I think my sister likes to bake even more than I do, so when she was in town for a few days, cupcake-making had to be on the agenda. Although she doesn’t like coconut, she figured this recipe would be a crowd-pleaser and it definitely was!
I was a little nervous as the cupcakes went into the oven because the batter seemed really heavy on the pineapple. They turned out beautifully, though, and I love how the flat tops were perfect for icing.
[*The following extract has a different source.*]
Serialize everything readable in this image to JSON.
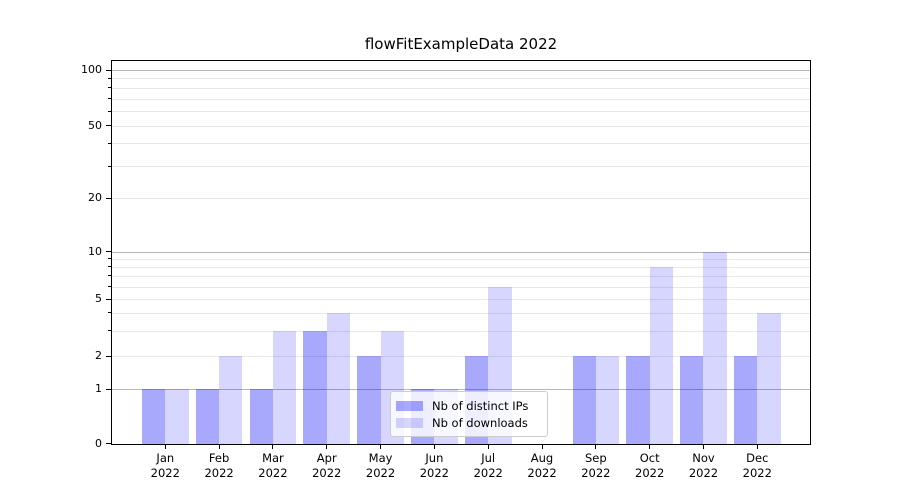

The frosting didn’t taste very coconutty, so next time I might sub coconut extract for vanilla, or, as my sister suggested, use a little Malibu rum!
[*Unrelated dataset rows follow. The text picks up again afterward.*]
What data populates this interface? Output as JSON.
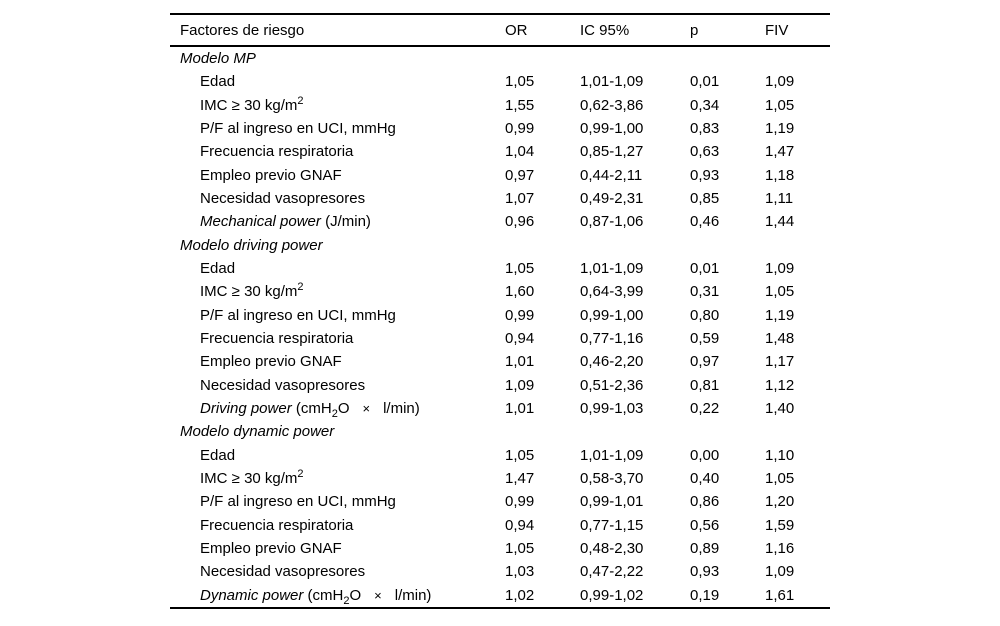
{
  "page": {
    "background_color": "#ffffff",
    "text_color": "#000000",
    "rule_color": "#000000"
  },
  "table": {
    "header": {
      "factor": "Factores de riesgo",
      "or": "OR",
      "ic95": "IC 95%",
      "p": "p",
      "fiv": "FIV"
    },
    "sections": [
      {
        "title": "Modelo MP",
        "rows": [
          {
            "label": [
              {
                "t": "Edad"
              }
            ],
            "or": "1,05",
            "ic95": "1,01-1,09",
            "p": "0,01",
            "fiv": "1,09"
          },
          {
            "label": [
              {
                "t": "IMC ≥ 30 kg/m"
              },
              {
                "t": "2",
                "s": "sup"
              }
            ],
            "or": "1,55",
            "ic95": "0,62-3,86",
            "p": "0,34",
            "fiv": "1,05"
          },
          {
            "label": [
              {
                "t": "P/F al ingreso en UCI, mmHg"
              }
            ],
            "or": "0,99",
            "ic95": "0,99-1,00",
            "p": "0,83",
            "fiv": "1,19"
          },
          {
            "label": [
              {
                "t": "Frecuencia respiratoria"
              }
            ],
            "or": "1,04",
            "ic95": "0,85-1,27",
            "p": "0,63",
            "fiv": "1,47"
          },
          {
            "label": [
              {
                "t": "Empleo previo GNAF"
              }
            ],
            "or": "0,97",
            "ic95": "0,44-2,11",
            "p": "0,93",
            "fiv": "1,18"
          },
          {
            "label": [
              {
                "t": "Necesidad vasopresores"
              }
            ],
            "or": "1,07",
            "ic95": "0,49-2,31",
            "p": "0,85",
            "fiv": "1,11"
          },
          {
            "label": [
              {
                "t": "Mechanical power",
                "s": "i"
              },
              {
                "t": " (J/min)"
              }
            ],
            "or": "0,96",
            "ic95": "0,87-1,06",
            "p": "0,46",
            "fiv": "1,44"
          }
        ]
      },
      {
        "title": "Modelo driving power",
        "rows": [
          {
            "label": [
              {
                "t": "Edad"
              }
            ],
            "or": "1,05",
            "ic95": "1,01-1,09",
            "p": "0,01",
            "fiv": "1,09"
          },
          {
            "label": [
              {
                "t": "IMC ≥ 30 kg/m"
              },
              {
                "t": "2",
                "s": "sup"
              }
            ],
            "or": "1,60",
            "ic95": "0,64-3,99",
            "p": "0,31",
            "fiv": "1,05"
          },
          {
            "label": [
              {
                "t": "P/F al ingreso en UCI, mmHg"
              }
            ],
            "or": "0,99",
            "ic95": "0,99-1,00",
            "p": "0,80",
            "fiv": "1,19"
          },
          {
            "label": [
              {
                "t": "Frecuencia respiratoria"
              }
            ],
            "or": "0,94",
            "ic95": "0,77-1,16",
            "p": "0,59",
            "fiv": "1,48"
          },
          {
            "label": [
              {
                "t": "Empleo previo GNAF"
              }
            ],
            "or": "1,01",
            "ic95": "0,46-2,20",
            "p": "0,97",
            "fiv": "1,17"
          },
          {
            "label": [
              {
                "t": "Necesidad vasopresores"
              }
            ],
            "or": "1,09",
            "ic95": "0,51-2,36",
            "p": "0,81",
            "fiv": "1,12"
          },
          {
            "label": [
              {
                "t": "Driving power",
                "s": "i"
              },
              {
                "t": " (cmH"
              },
              {
                "t": "2",
                "s": "sub"
              },
              {
                "t": "O"
              },
              {
                "t": "×",
                "s": "x"
              },
              {
                "t": "l/min)"
              }
            ],
            "or": "1,01",
            "ic95": "0,99-1,03",
            "p": "0,22",
            "fiv": "1,40"
          }
        ]
      },
      {
        "title": "Modelo dynamic power",
        "rows": [
          {
            "label": [
              {
                "t": "Edad"
              }
            ],
            "or": "1,05",
            "ic95": "1,01-1,09",
            "p": "0,00",
            "fiv": "1,10"
          },
          {
            "label": [
              {
                "t": "IMC ≥ 30 kg/m"
              },
              {
                "t": "2",
                "s": "sup"
              }
            ],
            "or": "1,47",
            "ic95": "0,58-3,70",
            "p": "0,40",
            "fiv": "1,05"
          },
          {
            "label": [
              {
                "t": "P/F al ingreso en UCI, mmHg"
              }
            ],
            "or": "0,99",
            "ic95": "0,99-1,01",
            "p": "0,86",
            "fiv": "1,20"
          },
          {
            "label": [
              {
                "t": "Frecuencia respiratoria"
              }
            ],
            "or": "0,94",
            "ic95": "0,77-1,15",
            "p": "0,56",
            "fiv": "1,59"
          },
          {
            "label": [
              {
                "t": "Empleo previo GNAF"
              }
            ],
            "or": "1,05",
            "ic95": "0,48-2,30",
            "p": "0,89",
            "fiv": "1,16"
          },
          {
            "label": [
              {
                "t": "Necesidad vasopresores"
              }
            ],
            "or": "1,03",
            "ic95": "0,47-2,22",
            "p": "0,93",
            "fiv": "1,09"
          },
          {
            "label": [
              {
                "t": "Dynamic power",
                "s": "i"
              },
              {
                "t": " (cmH"
              },
              {
                "t": "2",
                "s": "sub"
              },
              {
                "t": "O"
              },
              {
                "t": "×",
                "s": "x"
              },
              {
                "t": "l/min)"
              }
            ],
            "or": "1,02",
            "ic95": "0,99-1,02",
            "p": "0,19",
            "fiv": "1,61"
          }
        ]
      }
    ]
  }
}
(adapted from Coconut & Lime)
10 oz (canned) crushed pineapple in juice (not heavy syrup!)
1 cups flour
3/4 cups sugar
2 tbsp vegetable oil
1 egg, at room temperature
1 teaspoon baking soda
1/4 teaspoon salt
Preheat oven to 350. Line a 12-cup muffin tin with paper liners.
Mix the baking soda, flour, sugar and salt together with a fork.
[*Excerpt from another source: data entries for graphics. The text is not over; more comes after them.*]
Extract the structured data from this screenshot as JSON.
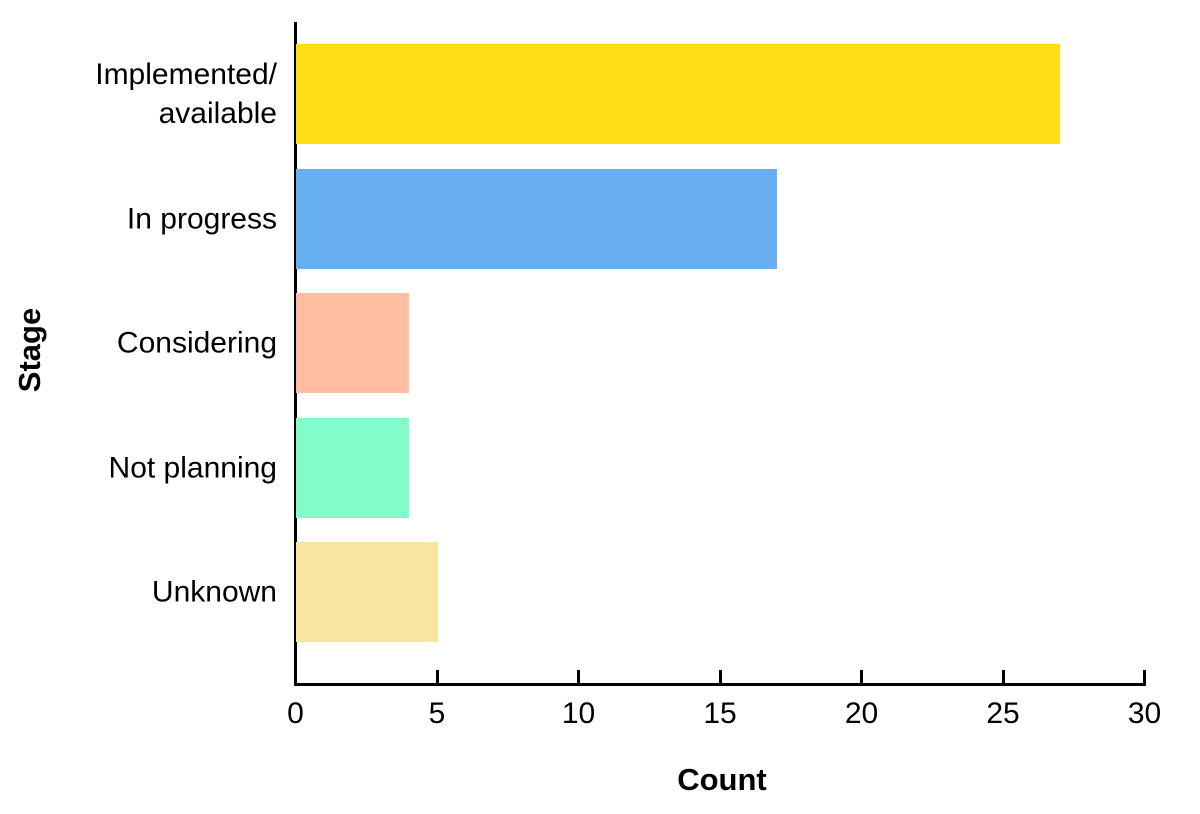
{
  "chart_data": {
    "type": "bar",
    "orientation": "horizontal",
    "categories": [
      "Implemented/\navailable",
      "In progress",
      "Considering",
      "Not planning",
      "Unknown"
    ],
    "values": [
      27,
      17,
      4,
      4,
      5
    ],
    "bar_colors": [
      "#FFDE17",
      "#67AFEF",
      "#FFBDA1",
      "#83FCCB",
      "#FAE5A0"
    ],
    "xlabel": "Count",
    "ylabel": "Stage",
    "xlim": [
      0,
      30
    ],
    "xticks": [
      0,
      5,
      10,
      15,
      20,
      25,
      30
    ],
    "axis_color": "#000000",
    "text_color": "#000000",
    "background_color": "#FFFFFF",
    "grid": "off",
    "legend": "none",
    "title": ""
  }
}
Beat the oll and eggs together in a glass measuring cup and pour into the flour mixture.
Mix well, then add the pineapple and stir gently until combined
Pour into the prepared muffin tins, and bake 15-20 minutes or until the cupcake bounces back when you press lightly on the top (they’ll be pretty golden-brown when they’re ready).
Cool on a wire rack, and frost when completely cooled
(adapted from Epicurious)
1 stick butter
3 cups powdered sugar
3-4 tbsp coconut milk
1/2 tsp vanilla extract
1/2 cup sweetened flaked coconut
Preheat the oven to 300 F and spread the coconut onto a baking sheet. Toast for 4-8 minutes or until just golden, then remove and set aside to cool.
Beat the butter and powdered sugar together in the bowl of a stand mixer. Add the coconut milk about a teaspoon at a time until the icing has a smooth, creamy consistency. Beat in the vanilla.
Transfer the frosting to a piping bag, and pipe onto the cupcakes. Sprinkle with toasted coconut.